What
Are Macronutrients?
Carbohydrates:
Carbohydrates are pretty important since they are
the main source of energy for your brain and muscles. A diet very low or devoid
of carbohydrates may help some people lose a little weight but it will leave a
person physically and mentally exhausted. A better and more realistic way is to
try and consume more “good carbs” and less junk. Avoid simple sugars from foods
such as soda, too much fruit juice, white bread, white rice, cookies, candy,
cakes, etc. These simple sugars usually don’t satisfy hunger very well so
people keep large amounts of them until they are full. This can be very
difficult but you should try to opt for more complex carbs when you can such as
whole wheat/grain products, veggies, oatmeal, brown rice, sweet potatoes, Kashi,
Total, etc. Subtract the grams of sugar from the grams of total carbohydrates
to determine the amount of complex carbohydrates. Complex carbs are excellent
sources of fiber as well as other important nutrients and provide long lasting
energy. Each gram of carbohydrates provides 4 calories of energy. Fiber does
not really provide any calories though because it is not digested significantly
by the body and instead simply goes through your digestive system.
Protein:
Proteins, and their amino acid components, are the
building blocks of many parts of your body including muscles. Each gram of
protein provides 4 calories of energy. Adequate protein intake will help
improve muscle recovery, increase metabolism, and increase satiety. Increased
muscle recovery and growth will help decrease bodyfat because your muscle
tissue is metabolically active and thus burns calories at all times. Foods that
are good for this while being low in fat include skim milk, whey/soy/casein
protein powder, eggs (especially egg whites), nuts, seeds, chicken, turkey,
lean beef, fish (wild Alaskan salmon is the best!), protein bars, beef jerky,
fat free cottage cheese, and fat free yogurt, etc. Protein consumed after a
workout involving resistance training may also naturally increase levels of
growth hormone and testosterone which can be beneficial to your bodyfat levels
and physique.
Fats:
Fats should not be avoided like the plague. They are
crucial for energy storage, organ protection, performance in aerobic
activities, and satiety. Each gram of fat provides a massive 9 calories of
energy. However, you do want to avoid saturated fats (red meat, fried foods,
butter, cakes, pastries), especially trans fats which cause even more artery
clogs and heart disease than regular saturated fats. Foods sold in the United
States are now required to display trans fat content due to a 2006 legislation.

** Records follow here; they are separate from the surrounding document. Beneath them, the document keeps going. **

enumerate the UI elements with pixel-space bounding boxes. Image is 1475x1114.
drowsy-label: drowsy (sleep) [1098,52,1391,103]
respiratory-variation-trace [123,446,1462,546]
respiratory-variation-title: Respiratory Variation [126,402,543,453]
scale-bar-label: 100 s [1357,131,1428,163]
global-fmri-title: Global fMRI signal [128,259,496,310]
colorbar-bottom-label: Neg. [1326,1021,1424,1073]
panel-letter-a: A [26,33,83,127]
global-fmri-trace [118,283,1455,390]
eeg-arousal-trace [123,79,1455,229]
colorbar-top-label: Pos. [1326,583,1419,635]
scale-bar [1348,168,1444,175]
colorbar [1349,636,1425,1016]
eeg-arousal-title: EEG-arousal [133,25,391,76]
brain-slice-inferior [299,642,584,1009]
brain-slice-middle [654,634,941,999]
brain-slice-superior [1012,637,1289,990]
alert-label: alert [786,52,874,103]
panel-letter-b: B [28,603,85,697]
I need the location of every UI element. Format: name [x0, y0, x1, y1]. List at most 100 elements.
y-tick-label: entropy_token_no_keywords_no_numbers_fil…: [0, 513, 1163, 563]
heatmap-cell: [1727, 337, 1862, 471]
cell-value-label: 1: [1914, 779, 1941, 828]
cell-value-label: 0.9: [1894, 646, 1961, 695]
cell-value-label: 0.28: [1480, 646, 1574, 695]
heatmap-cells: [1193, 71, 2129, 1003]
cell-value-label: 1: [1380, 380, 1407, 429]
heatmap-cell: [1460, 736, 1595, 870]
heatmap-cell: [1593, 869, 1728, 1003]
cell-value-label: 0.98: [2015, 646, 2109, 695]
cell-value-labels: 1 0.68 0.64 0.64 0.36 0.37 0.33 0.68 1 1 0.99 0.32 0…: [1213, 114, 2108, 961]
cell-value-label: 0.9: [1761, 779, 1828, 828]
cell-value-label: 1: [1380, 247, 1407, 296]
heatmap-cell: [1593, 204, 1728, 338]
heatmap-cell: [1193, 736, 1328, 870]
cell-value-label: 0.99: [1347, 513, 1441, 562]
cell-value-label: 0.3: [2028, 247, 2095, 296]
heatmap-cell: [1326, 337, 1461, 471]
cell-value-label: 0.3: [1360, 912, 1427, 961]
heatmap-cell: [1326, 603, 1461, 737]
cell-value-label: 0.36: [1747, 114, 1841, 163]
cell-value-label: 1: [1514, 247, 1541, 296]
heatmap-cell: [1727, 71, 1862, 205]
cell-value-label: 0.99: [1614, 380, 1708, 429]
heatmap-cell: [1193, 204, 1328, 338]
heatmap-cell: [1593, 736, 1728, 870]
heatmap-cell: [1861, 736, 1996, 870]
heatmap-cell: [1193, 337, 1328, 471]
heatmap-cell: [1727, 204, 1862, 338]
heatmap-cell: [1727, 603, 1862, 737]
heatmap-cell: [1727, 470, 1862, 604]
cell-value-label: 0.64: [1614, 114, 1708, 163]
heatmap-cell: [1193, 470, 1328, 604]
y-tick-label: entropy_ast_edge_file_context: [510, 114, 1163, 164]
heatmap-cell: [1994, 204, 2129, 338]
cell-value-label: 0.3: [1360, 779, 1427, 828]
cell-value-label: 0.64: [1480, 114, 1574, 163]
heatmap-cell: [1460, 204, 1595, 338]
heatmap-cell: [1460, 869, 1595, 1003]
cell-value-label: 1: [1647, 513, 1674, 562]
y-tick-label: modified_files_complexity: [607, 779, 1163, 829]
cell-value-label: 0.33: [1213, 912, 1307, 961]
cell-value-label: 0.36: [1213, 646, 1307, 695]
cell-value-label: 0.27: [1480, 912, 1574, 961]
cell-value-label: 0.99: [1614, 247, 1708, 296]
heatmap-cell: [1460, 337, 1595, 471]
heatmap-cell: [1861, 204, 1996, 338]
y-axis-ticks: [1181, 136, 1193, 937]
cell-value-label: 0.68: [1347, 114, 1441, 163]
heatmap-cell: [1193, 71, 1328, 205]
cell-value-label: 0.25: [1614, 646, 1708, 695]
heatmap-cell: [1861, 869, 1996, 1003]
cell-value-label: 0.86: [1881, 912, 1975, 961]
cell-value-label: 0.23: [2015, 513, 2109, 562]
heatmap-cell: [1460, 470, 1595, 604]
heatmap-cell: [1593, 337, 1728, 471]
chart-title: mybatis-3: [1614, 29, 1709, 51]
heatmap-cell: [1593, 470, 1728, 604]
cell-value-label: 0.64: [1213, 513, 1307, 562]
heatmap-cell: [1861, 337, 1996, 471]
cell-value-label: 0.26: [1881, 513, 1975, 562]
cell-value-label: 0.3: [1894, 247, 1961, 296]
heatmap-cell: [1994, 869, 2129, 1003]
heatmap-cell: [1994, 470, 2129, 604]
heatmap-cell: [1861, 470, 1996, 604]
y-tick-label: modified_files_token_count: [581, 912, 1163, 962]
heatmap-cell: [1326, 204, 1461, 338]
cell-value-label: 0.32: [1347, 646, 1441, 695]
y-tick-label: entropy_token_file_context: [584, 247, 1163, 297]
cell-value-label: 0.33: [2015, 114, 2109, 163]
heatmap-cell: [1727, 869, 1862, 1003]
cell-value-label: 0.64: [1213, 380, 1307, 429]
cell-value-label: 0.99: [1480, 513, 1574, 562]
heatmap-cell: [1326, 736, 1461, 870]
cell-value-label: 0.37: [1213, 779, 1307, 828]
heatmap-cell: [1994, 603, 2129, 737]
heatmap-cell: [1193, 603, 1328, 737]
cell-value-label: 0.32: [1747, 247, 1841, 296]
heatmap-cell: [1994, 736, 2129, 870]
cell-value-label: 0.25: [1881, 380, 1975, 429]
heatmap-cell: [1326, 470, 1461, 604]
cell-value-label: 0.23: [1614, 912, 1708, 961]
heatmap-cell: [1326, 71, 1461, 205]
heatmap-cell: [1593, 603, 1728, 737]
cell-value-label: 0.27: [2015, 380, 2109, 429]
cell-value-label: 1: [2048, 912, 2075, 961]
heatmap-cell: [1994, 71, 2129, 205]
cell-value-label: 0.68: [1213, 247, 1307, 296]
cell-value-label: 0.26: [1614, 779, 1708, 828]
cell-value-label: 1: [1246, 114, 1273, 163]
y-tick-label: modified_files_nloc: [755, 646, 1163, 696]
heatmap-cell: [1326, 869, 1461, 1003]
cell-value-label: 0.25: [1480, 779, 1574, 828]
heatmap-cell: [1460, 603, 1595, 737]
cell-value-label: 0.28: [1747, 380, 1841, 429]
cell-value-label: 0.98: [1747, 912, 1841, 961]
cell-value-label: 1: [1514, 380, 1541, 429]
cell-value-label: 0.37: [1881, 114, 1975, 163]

Most companies have removed it from their foods or reduced it to such small
amounts that they don’t legally have to list it on their labels. In New York
and many other cities they have also banned it in restaurants! Unsaturated
fats, fat that comes mostly from plant sources and is liquid at room
temperature, are fine for you and can actually be beneficial to heart health,
cholesterol levels, and normal body maintenance. Omega-3 fatty acids are very
beneficial for overall health and cholesterol levels. Good sources of fat
include eggs, vegetable oils, nuts, sunflower seeds, natural peanut butter,
almond butter, salmon, anchovies, mackerel, and flaxseeds.
Alcohol:
While alcohol is technically a macronutrient, it
should be an extremely small percentage of your caloric intake. Each gram of
alcohol provides 7 calories of energy. Unfortunately, alcohol has almost no
beneficial nutrient content and has many detrimental side effects on the body.
Dark beers do have some beneficial health properties but not at the expense of
the alcohol and carbohydrate content in my opinion. Red wine does have some of
the highly-touted antioxidant resveratrol but in my opinion it is not worth the
damage from the alcohol. It is highly concentrated in resveratrol but it is not
conclusive if 1 glass of red wine gives you enough for significant health
improvements. You also would be consuming a lot of simple sugars with each
glass of wine which is often combined with a slow metabolism late at night. One
alcoholic beverage at night is not going to derail your diet. If you drink one
every night or drink a larger quantity, you may be cancelling out a lot of the
progress you made from other dietary or exercise improvements.